1ALTER DATABASE DB_Name ADD FILE 2(NAME = 'D', FILENAME = 'path_to_san2\D.ndf', SIZE = 1GB, FILEGROWTH = 1GB), 3(NAME = 'E', FILENAME = 'path_to_san2\E.ndf', SIZE = 1GB, FILEGROWTH = 1GB), 4(NAME = 'F', FILENAME = 'path_to_san2\F.ndf', SIZE = 1GB, FILEGROWTH = 1GB) 5TO FILEGROUP FG1;
After executing that, filegroup [FG1] is now spread across the old and new storage with 3 files on each SAN, as well as the 3 files containing the temporary filegroup [FG1_temp] on the new SAN:
At this point, files D, E, and F contain very little data, if any at all. Merely creating a file doesn't mean it will be populated with existing data, though SQL Server will start to make use of it for operations that allocate space on disk from here on out. The objective now is to remove files A, B, and C, so the filegroup has no presence on the Old SAN. This is done using the DBCC SHRINKFILE command with the EMPTYFILE argument, which will remove all of the data from the file by distributing it across the other files in the filegroup. Depending on the size of the file and the amount of data it contains, this operation can take a long time. Fortunately if you have to stop it, the work that has already been performed will not be lost. Once a file has been emptied in this manner it can be removed by using ALTER DATABASE. The code to accomplish this is as follows:
1DBCC SHRINKFILE (A, EMPTYFILE); 2ALTER DATABASE DB_NAME REMOVE FILE A; 3 4DBCC SHRINKFILE (B, EMPTYFILE); 5ALTER DATABASE DB_NAME REMOVE FILE B; 6 7DBCC SHRINKFILE (C, EMPTYFILE); 8ALTER DATABASE DB_NAME REMOVE FILE C;
When this is complete, filegroup [FG1] will only exist on the new SAN, however there is now 2 filegroups and we started with 1. Filegroup [FG1_Temp] can be removed once all objects in it have been moved back into filegroup [FG1], again using the online migration script. I realize this method involves rebuilding some objects more than once, however in my testing it was still faster than moving everything by adding/removing files from the filegroup. I would imagine your mileage will vary depending on your environment and the number of tables containing LOB data, but this is what worked best for me. On my system about 80% of objects could be moved online, leaving only 20% that needed to be moved via the slower method.
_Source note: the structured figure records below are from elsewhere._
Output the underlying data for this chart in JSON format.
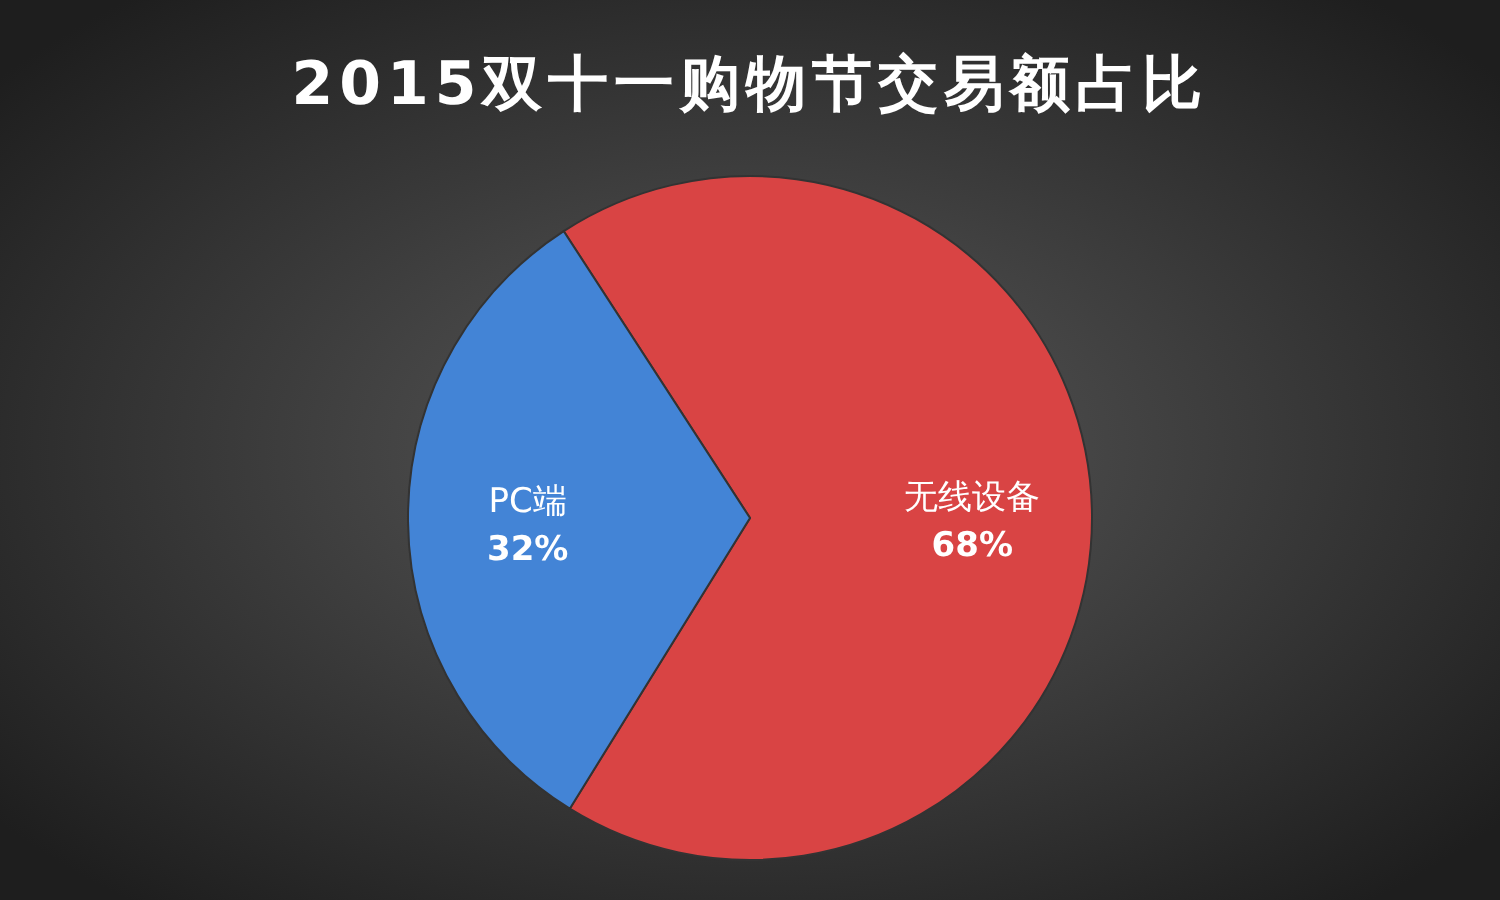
{
  "chart_data": {
    "type": "pie",
    "title": "2015双十一购物节交易额占比",
    "categories": [
      "无线设备",
      "PC端"
    ],
    "values": [
      68,
      32
    ],
    "colors": [
      "#d94444",
      "#4384d6"
    ],
    "value_labels": [
      "68%",
      "32%"
    ]
  }
}
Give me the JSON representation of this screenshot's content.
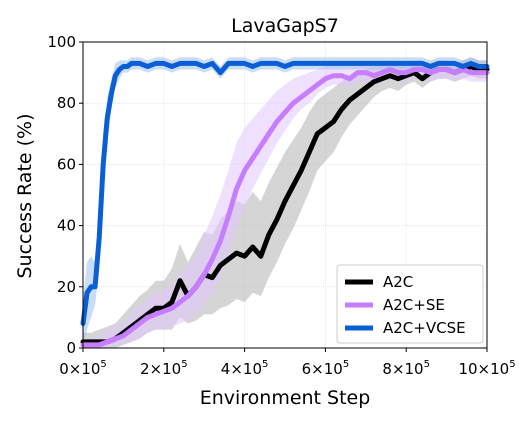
{
  "chart_data": {
    "type": "line",
    "title": "LavaGapS7",
    "xlabel": "Environment Step",
    "ylabel": "Success Rate (%)",
    "xlim": [
      0,
      1000000
    ],
    "ylim": [
      0,
      100
    ],
    "grid": true,
    "legend_position": "bottom-right",
    "x_ticks": [
      {
        "value": 0,
        "base": "0×10",
        "exp": "5"
      },
      {
        "value": 200000,
        "base": "2×10",
        "exp": "5"
      },
      {
        "value": 400000,
        "base": "4×10",
        "exp": "5"
      },
      {
        "value": 600000,
        "base": "6×10",
        "exp": "5"
      },
      {
        "value": 800000,
        "base": "8×10",
        "exp": "5"
      },
      {
        "value": 1000000,
        "base": "10×10",
        "exp": "5"
      }
    ],
    "y_ticks": [
      {
        "value": 0,
        "label": "0"
      },
      {
        "value": 20,
        "label": "20"
      },
      {
        "value": 40,
        "label": "40"
      },
      {
        "value": 60,
        "label": "60"
      },
      {
        "value": 80,
        "label": "80"
      },
      {
        "value": 100,
        "label": "100"
      }
    ],
    "series": [
      {
        "name": "A2C",
        "color": "#000000",
        "band_color": "#b3b3b3",
        "x": [
          0,
          20000,
          40000,
          60000,
          80000,
          100000,
          120000,
          140000,
          160000,
          180000,
          200000,
          220000,
          240000,
          260000,
          280000,
          300000,
          320000,
          340000,
          360000,
          380000,
          400000,
          420000,
          440000,
          460000,
          480000,
          500000,
          520000,
          540000,
          560000,
          580000,
          600000,
          620000,
          640000,
          660000,
          680000,
          700000,
          720000,
          740000,
          760000,
          780000,
          800000,
          820000,
          840000,
          860000,
          880000,
          900000,
          920000,
          940000,
          960000,
          980000,
          1000000
        ],
        "values": [
          2,
          2,
          2,
          2,
          3,
          5,
          7,
          9,
          11,
          13,
          13,
          15,
          22,
          17,
          20,
          24,
          23,
          27,
          29,
          31,
          30,
          33,
          30,
          37,
          42,
          48,
          53,
          58,
          64,
          70,
          72,
          74,
          78,
          81,
          83,
          85,
          87,
          88,
          89,
          88,
          89,
          90,
          88,
          90,
          91,
          91,
          90,
          91,
          92,
          91,
          91
        ],
        "lower": [
          0,
          0,
          0,
          0,
          0,
          1,
          2,
          3,
          5,
          6,
          6,
          6,
          10,
          8,
          9,
          11,
          11,
          13,
          14,
          16,
          15,
          18,
          17,
          23,
          28,
          34,
          39,
          45,
          51,
          58,
          61,
          64,
          69,
          73,
          76,
          79,
          82,
          84,
          85,
          84,
          86,
          87,
          85,
          87,
          88,
          88,
          87,
          88,
          89,
          88,
          88
        ],
        "upper": [
          5,
          5,
          6,
          7,
          8,
          11,
          14,
          17,
          19,
          22,
          22,
          26,
          34,
          28,
          33,
          38,
          37,
          42,
          45,
          48,
          47,
          51,
          48,
          54,
          59,
          64,
          68,
          72,
          77,
          81,
          83,
          85,
          87,
          89,
          90,
          91,
          92,
          92,
          93,
          92,
          93,
          93,
          92,
          93,
          94,
          94,
          93,
          94,
          95,
          94,
          94
        ]
      },
      {
        "name": "A2C+SE",
        "color": "#c77dff",
        "band_color": "#e3c6ff",
        "x": [
          0,
          20000,
          40000,
          60000,
          80000,
          100000,
          120000,
          140000,
          160000,
          180000,
          200000,
          220000,
          240000,
          260000,
          280000,
          300000,
          320000,
          340000,
          360000,
          380000,
          400000,
          420000,
          440000,
          460000,
          480000,
          500000,
          520000,
          540000,
          560000,
          580000,
          600000,
          620000,
          640000,
          660000,
          680000,
          700000,
          720000,
          740000,
          760000,
          780000,
          800000,
          820000,
          840000,
          860000,
          880000,
          900000,
          920000,
          940000,
          960000,
          980000,
          1000000
        ],
        "values": [
          1,
          1,
          1,
          2,
          3,
          4,
          6,
          8,
          10,
          11,
          12,
          13,
          15,
          17,
          20,
          24,
          29,
          35,
          43,
          52,
          58,
          62,
          66,
          70,
          74,
          77,
          80,
          82,
          84,
          86,
          88,
          89,
          89,
          88,
          90,
          90,
          89,
          90,
          91,
          90,
          90,
          91,
          91,
          90,
          91,
          91,
          90,
          91,
          90,
          90,
          90
        ],
        "lower": [
          0,
          0,
          0,
          0,
          1,
          1,
          2,
          3,
          5,
          6,
          6,
          7,
          8,
          9,
          11,
          14,
          18,
          23,
          30,
          39,
          46,
          52,
          57,
          62,
          67,
          71,
          75,
          78,
          80,
          83,
          85,
          86,
          86,
          85,
          87,
          87,
          86,
          87,
          88,
          87,
          87,
          88,
          88,
          87,
          88,
          88,
          87,
          88,
          87,
          87,
          87
        ],
        "upper": [
          3,
          3,
          4,
          6,
          7,
          8,
          11,
          14,
          16,
          18,
          19,
          21,
          24,
          27,
          31,
          37,
          43,
          50,
          58,
          67,
          72,
          75,
          78,
          81,
          84,
          86,
          88,
          89,
          90,
          91,
          92,
          93,
          93,
          92,
          93,
          93,
          92,
          93,
          94,
          93,
          93,
          94,
          94,
          93,
          94,
          94,
          93,
          94,
          93,
          93,
          93
        ]
      },
      {
        "name": "A2C+VCSE",
        "color": "#0b5fd6",
        "band_color": "#9ec1f0",
        "x": [
          0,
          10000,
          20000,
          30000,
          40000,
          50000,
          60000,
          70000,
          80000,
          90000,
          100000,
          110000,
          120000,
          140000,
          160000,
          180000,
          200000,
          220000,
          240000,
          260000,
          280000,
          300000,
          320000,
          340000,
          360000,
          380000,
          400000,
          420000,
          440000,
          460000,
          480000,
          500000,
          520000,
          540000,
          560000,
          580000,
          600000,
          620000,
          640000,
          660000,
          680000,
          700000,
          720000,
          740000,
          760000,
          780000,
          800000,
          820000,
          840000,
          860000,
          880000,
          900000,
          920000,
          940000,
          960000,
          980000,
          1000000
        ],
        "values": [
          8,
          18,
          20,
          20,
          36,
          60,
          75,
          83,
          89,
          91,
          92,
          92,
          93,
          93,
          92,
          93,
          93,
          92,
          93,
          93,
          93,
          92,
          93,
          90,
          93,
          93,
          93,
          92,
          93,
          93,
          93,
          92,
          93,
          93,
          93,
          93,
          93,
          93,
          93,
          93,
          93,
          93,
          93,
          93,
          93,
          93,
          93,
          93,
          93,
          92,
          93,
          93,
          93,
          92,
          93,
          92,
          92
        ],
        "lower": [
          0,
          6,
          10,
          14,
          26,
          50,
          68,
          78,
          85,
          88,
          90,
          90,
          91,
          91,
          90,
          91,
          91,
          90,
          91,
          91,
          91,
          90,
          91,
          88,
          91,
          91,
          91,
          90,
          91,
          91,
          91,
          90,
          91,
          91,
          91,
          91,
          91,
          91,
          91,
          91,
          91,
          91,
          91,
          91,
          91,
          91,
          91,
          91,
          91,
          90,
          91,
          91,
          91,
          90,
          91,
          90,
          90
        ],
        "upper": [
          16,
          28,
          30,
          28,
          46,
          70,
          82,
          88,
          93,
          94,
          94,
          94,
          95,
          95,
          94,
          95,
          95,
          94,
          95,
          95,
          95,
          94,
          95,
          92,
          95,
          95,
          95,
          94,
          95,
          95,
          95,
          94,
          95,
          95,
          95,
          95,
          95,
          95,
          95,
          95,
          95,
          95,
          95,
          95,
          95,
          95,
          95,
          95,
          95,
          94,
          95,
          95,
          95,
          94,
          95,
          94,
          94
        ]
      }
    ]
  }
}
Once the online rebuild script completes, things will be nearly complete. All data will be in its original filegroup on the new SAN. Filegroup [FG1_Temp] and its files can now be removed via the following script:
1ALTER DATABASE DB_Name REMOVE FILE X; 2ALTER DATABASE DB_Name REMOVE FILE Y; 3ALTER DATABASE DB_Name REMOVE FILE Z; 4 5ALTER DATABASE DB_Name REMOVE FILEGROUP FG1_Temp;
Once this is repeated for each filegroup in the database, the job will be almost complete. The primary filegroup and transaction log cannot be moved using either method just discussed, so a downtime will be required to move them to the new storage. I was able to make use of existing maintenance windows to detach the database, copy the files to the new SAN,and reattach it. Everything came back up without incident.
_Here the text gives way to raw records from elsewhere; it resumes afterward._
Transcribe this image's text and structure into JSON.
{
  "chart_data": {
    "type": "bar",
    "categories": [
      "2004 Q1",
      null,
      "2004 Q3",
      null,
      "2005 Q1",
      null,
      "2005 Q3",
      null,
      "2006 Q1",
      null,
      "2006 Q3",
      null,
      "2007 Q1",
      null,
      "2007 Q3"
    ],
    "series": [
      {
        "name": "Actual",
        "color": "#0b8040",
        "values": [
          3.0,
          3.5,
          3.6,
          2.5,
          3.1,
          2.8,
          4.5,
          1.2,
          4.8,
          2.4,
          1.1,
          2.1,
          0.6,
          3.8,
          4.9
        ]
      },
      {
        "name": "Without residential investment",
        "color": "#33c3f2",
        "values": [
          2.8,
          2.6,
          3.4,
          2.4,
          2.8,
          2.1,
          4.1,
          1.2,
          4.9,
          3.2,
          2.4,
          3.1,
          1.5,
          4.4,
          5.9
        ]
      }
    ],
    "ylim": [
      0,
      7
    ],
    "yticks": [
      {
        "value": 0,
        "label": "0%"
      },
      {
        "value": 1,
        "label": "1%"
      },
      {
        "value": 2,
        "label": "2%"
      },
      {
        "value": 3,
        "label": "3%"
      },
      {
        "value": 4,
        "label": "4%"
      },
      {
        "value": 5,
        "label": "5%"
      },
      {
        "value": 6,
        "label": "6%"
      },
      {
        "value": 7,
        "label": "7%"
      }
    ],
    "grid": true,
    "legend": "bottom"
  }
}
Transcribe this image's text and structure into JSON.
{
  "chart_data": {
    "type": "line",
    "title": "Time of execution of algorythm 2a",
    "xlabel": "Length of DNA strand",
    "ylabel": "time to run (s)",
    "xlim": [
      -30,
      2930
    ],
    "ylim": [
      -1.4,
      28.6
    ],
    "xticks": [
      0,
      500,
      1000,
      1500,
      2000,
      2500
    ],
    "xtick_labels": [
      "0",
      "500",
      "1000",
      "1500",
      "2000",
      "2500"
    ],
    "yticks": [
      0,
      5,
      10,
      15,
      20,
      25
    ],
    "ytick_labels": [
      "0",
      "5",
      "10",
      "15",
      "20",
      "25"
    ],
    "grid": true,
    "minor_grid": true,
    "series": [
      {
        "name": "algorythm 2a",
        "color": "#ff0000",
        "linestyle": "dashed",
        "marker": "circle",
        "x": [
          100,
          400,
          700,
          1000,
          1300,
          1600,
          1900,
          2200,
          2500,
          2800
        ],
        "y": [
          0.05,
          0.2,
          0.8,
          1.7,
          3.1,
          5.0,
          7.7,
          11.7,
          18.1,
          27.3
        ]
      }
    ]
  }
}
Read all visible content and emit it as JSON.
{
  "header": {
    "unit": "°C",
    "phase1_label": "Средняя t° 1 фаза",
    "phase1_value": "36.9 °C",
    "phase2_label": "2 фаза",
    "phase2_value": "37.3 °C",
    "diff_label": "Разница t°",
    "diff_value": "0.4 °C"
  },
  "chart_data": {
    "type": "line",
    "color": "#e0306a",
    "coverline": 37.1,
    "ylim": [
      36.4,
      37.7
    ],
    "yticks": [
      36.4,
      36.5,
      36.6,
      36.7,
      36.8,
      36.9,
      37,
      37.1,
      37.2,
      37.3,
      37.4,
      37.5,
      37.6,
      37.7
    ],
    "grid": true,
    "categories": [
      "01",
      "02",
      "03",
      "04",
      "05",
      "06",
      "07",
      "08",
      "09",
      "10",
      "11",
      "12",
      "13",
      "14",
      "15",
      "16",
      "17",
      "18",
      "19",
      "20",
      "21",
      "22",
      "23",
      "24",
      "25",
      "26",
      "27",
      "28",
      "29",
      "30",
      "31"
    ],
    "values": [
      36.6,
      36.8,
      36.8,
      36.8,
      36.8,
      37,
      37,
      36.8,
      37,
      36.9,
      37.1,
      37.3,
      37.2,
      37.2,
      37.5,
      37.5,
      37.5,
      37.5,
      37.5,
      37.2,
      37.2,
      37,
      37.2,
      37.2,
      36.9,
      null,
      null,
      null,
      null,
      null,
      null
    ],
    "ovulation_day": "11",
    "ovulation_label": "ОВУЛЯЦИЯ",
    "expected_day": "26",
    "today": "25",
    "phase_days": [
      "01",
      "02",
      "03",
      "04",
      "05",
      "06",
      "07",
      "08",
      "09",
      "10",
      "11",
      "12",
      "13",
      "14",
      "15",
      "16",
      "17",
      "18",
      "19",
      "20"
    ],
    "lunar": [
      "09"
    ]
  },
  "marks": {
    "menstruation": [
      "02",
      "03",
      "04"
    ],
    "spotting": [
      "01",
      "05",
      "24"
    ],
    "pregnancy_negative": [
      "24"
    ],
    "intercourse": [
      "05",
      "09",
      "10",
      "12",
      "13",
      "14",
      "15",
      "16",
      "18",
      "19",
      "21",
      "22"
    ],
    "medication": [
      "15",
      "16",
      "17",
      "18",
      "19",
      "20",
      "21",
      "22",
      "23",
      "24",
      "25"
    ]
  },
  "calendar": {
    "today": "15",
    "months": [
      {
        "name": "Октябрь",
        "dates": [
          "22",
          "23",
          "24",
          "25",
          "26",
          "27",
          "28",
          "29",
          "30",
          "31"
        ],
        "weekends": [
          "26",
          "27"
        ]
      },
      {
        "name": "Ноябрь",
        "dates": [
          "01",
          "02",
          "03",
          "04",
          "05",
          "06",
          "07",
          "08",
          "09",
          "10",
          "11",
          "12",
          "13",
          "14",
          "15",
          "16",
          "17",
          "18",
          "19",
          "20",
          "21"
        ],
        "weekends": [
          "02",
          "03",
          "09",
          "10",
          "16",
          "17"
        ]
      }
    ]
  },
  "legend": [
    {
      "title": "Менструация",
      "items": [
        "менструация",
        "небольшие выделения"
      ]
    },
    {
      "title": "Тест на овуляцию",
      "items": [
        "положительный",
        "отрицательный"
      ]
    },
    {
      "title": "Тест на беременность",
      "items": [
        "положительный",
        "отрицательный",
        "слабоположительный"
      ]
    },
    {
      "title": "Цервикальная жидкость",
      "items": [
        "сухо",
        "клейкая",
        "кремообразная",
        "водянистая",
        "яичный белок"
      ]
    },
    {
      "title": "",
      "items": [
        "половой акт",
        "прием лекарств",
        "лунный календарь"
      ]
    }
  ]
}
At this point the only issue left to tackle is fragmentation. The data that was moved via online rebuilds is not affected, but tables and indexes moved via the add/remove files method will be very highly fragmented. The quickest way to resolve high levels of fragmentation is to rebuild an index, but these are the indexes which cannot be rebuilt online! If an offline rebuild is not possible (and since uptime was very important in my case it wasn't possible) the next best method is to use the REORGANIZE argument of the ALTER INDEX statement. REORGANIZE is typically slower than REBUILD, but it will allow the index to remain online for users while it runs.
I don't consider this method to be perfect by any means, but it worked rather well for me given the uptime requirements I had to meet. Thank you very much Jen for the excellent topic, and thank you to all of you who kept reading to the end! I hope this proves helpful!